Счастье куда больше и легче эгоистического наслаждения, оно равно бесконечно разросшемуся желанию. Цель и предел — силки для души.

В конечном счете, вся польза от наших усилий принадлежит не нам, а вселенной. Мы малы, воображение не достает до ее границ, а личные надежды — это тайный двигатель, который воспитан в нас из хитрого побуждения природы заставить нас быть лучше.

Сказал ли я что-нибудь? Пожалуй. Но почему голые абстракции звучат так бездушно? К ним необходимо подключать целые комнаты цветных проводов, как в допотопном компьютере. Как любая истина, эта становится понятна только вместе с историей путаного приближения к ней.
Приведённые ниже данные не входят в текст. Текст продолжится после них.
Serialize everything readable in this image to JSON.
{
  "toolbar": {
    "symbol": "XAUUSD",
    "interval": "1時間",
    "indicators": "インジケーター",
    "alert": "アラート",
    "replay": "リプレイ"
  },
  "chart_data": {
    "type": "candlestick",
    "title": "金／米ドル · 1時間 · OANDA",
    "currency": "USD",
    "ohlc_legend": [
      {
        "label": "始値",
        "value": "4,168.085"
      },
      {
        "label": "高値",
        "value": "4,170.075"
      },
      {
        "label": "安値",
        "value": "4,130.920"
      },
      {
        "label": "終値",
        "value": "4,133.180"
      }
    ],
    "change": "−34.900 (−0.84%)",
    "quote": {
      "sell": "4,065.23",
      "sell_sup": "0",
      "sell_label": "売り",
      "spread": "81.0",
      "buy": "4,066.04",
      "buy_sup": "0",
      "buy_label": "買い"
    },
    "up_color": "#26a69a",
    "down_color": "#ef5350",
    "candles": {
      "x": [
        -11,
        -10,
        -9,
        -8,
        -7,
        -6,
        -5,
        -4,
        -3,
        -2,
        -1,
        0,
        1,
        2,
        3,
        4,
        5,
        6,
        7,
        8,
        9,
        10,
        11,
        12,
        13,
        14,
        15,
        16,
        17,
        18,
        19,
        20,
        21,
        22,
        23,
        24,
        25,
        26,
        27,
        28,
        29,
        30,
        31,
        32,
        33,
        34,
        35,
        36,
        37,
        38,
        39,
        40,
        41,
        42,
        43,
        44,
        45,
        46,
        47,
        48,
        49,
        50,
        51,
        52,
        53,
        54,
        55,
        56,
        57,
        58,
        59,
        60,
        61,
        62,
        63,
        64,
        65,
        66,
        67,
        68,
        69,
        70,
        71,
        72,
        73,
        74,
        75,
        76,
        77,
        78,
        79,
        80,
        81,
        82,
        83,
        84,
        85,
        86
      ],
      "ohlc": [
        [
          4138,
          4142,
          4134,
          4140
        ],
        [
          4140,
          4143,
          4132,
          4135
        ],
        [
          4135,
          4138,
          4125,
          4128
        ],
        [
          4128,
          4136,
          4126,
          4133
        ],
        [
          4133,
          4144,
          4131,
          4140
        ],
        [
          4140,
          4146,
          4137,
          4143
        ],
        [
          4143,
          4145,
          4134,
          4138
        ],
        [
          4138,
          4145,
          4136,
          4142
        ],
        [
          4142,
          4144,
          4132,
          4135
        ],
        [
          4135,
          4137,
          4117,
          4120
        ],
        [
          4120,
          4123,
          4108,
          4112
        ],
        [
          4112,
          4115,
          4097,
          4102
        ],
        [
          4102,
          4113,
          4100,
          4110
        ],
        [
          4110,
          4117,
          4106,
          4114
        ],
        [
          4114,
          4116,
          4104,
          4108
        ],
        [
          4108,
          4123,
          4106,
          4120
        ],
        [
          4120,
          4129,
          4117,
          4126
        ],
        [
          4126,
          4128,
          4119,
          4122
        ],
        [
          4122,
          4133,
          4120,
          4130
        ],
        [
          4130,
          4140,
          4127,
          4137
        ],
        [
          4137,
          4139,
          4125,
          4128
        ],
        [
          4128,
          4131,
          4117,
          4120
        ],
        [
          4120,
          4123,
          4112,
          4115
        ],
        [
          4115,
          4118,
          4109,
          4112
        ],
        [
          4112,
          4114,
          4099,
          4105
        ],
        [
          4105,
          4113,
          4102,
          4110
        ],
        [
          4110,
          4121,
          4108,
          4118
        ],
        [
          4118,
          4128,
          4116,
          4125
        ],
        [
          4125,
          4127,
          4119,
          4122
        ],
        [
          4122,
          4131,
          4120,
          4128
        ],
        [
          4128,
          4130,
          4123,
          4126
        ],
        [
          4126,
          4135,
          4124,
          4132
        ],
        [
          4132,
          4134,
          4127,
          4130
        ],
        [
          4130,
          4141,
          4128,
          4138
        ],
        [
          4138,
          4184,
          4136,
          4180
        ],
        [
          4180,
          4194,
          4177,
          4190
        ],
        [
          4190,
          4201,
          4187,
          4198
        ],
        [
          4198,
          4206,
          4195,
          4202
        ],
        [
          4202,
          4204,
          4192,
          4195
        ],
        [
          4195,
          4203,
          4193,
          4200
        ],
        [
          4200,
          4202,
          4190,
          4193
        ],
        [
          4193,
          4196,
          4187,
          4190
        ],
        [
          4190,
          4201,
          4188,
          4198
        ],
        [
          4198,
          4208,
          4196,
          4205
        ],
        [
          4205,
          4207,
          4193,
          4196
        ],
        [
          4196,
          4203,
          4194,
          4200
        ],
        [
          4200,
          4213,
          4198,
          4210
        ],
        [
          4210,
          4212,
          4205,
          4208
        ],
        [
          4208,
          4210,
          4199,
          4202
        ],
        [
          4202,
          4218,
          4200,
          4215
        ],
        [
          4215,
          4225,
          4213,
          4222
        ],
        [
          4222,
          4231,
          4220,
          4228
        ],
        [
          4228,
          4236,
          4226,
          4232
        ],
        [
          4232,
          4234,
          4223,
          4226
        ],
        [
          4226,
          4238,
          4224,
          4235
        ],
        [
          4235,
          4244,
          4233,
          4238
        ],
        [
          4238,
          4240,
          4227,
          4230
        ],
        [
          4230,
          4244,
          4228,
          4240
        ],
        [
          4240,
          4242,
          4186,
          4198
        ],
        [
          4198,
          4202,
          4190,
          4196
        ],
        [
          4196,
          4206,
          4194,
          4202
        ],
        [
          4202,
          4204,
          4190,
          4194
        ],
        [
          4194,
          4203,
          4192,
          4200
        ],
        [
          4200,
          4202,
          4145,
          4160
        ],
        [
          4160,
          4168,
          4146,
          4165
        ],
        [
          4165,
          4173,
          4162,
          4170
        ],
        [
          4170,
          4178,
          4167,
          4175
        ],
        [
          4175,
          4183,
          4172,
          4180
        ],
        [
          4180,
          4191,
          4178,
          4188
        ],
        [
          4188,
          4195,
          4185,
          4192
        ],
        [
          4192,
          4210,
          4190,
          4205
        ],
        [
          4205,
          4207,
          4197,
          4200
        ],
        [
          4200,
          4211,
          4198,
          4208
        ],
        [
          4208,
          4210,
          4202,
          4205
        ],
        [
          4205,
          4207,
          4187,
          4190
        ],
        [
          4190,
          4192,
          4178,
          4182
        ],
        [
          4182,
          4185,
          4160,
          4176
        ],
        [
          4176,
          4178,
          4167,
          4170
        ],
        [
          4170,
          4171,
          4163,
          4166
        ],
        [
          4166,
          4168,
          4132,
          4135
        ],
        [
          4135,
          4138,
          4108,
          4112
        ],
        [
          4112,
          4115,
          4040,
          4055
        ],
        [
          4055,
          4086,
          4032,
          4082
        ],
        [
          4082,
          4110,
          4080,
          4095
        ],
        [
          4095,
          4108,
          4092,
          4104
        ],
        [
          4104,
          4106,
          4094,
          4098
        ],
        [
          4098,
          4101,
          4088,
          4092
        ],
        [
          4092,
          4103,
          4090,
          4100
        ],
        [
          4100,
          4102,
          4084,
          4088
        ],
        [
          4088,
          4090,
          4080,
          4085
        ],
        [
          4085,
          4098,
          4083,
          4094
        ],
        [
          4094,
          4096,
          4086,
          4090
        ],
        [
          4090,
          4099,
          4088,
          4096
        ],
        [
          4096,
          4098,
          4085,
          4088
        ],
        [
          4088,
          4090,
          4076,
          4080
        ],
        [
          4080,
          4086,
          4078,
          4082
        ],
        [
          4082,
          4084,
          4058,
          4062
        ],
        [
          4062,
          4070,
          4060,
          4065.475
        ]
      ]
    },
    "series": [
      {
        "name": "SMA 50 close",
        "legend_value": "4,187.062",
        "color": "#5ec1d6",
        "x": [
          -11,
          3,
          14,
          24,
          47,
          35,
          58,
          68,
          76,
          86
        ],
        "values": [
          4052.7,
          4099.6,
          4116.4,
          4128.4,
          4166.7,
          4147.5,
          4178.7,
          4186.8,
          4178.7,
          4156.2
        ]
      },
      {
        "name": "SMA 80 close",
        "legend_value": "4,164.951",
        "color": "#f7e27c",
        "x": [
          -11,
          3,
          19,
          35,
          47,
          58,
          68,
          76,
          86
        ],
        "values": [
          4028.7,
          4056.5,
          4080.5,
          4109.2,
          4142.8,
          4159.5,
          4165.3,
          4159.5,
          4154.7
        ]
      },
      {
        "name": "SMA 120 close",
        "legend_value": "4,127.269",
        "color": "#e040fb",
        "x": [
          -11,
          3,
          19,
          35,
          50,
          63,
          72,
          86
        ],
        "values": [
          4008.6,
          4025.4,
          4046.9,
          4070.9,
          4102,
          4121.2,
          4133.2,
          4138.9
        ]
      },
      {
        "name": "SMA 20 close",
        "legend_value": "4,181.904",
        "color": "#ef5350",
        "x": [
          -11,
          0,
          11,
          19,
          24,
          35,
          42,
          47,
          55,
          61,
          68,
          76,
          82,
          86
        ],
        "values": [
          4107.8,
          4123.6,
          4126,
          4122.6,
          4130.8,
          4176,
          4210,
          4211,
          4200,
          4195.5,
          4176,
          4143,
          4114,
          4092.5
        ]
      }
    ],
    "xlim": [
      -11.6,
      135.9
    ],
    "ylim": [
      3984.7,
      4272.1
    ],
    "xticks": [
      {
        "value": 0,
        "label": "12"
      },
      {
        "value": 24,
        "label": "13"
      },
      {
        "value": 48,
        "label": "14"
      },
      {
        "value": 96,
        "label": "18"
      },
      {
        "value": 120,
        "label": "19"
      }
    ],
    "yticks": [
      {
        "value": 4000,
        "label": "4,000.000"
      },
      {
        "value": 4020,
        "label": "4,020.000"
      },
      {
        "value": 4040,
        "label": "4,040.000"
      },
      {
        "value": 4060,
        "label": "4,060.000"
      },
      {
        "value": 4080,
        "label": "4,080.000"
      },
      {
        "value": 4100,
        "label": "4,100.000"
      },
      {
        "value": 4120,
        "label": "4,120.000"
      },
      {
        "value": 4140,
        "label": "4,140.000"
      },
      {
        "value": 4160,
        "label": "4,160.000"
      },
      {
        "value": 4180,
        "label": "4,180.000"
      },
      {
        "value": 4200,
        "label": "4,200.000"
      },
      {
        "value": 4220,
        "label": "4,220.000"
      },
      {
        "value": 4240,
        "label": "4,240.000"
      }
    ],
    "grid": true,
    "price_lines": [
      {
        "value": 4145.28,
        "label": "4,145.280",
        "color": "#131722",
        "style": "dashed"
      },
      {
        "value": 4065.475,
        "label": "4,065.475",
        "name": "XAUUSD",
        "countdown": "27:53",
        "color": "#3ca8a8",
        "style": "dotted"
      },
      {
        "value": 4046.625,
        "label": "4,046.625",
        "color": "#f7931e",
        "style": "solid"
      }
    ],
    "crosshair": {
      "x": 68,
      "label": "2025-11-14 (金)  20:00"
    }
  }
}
Щедрыми накатами рассудочного океана сразу растворяются те невидимые вещи и то будущее удивление, ради которых написана книга. Надо быть слишком отвлеченным, чтобы объяснить ее чудесную изнанку, — мимо иной девушки, облачной белки, недоуменной иволги идут именно так, и важно не привлечь их внимание, а увидеть.

Но есть те, кому скучно! Невыносимо скучно! Я нашел в блокноте историю про одного моего родственника, которого сразу после революции определили года на два сторожем в разоренный Таврический или Михайловский дворец. Причем дали позволение выбрать место для сторожки, где он пожелает нужным, «баре не против». Но почему-то он тут же, не отходя от парадной лестницы, обнаружил под ней каморку, где смог вытянуться на шинели, а со временем обзавелся тюфяком и приспособил буржуйку, на которой мог что-то себе согревать. Он так и чах без света и достаточного воздуха, на семейной фотографии он представлен во время чьих-то похорон маленьким, слишком высохшим и слишком темным, глядящим в тарелку на дальнем углу стола, в то время как другие родственники с какой-то не слишком трагичной готовностью подбадривают фотографа своими усатыми фасами. Можно было обойти комнаты и выбрать какую-нибудь, если и крохотную — чтобы без труда прогревать ее, — то залитую светом и воздухом.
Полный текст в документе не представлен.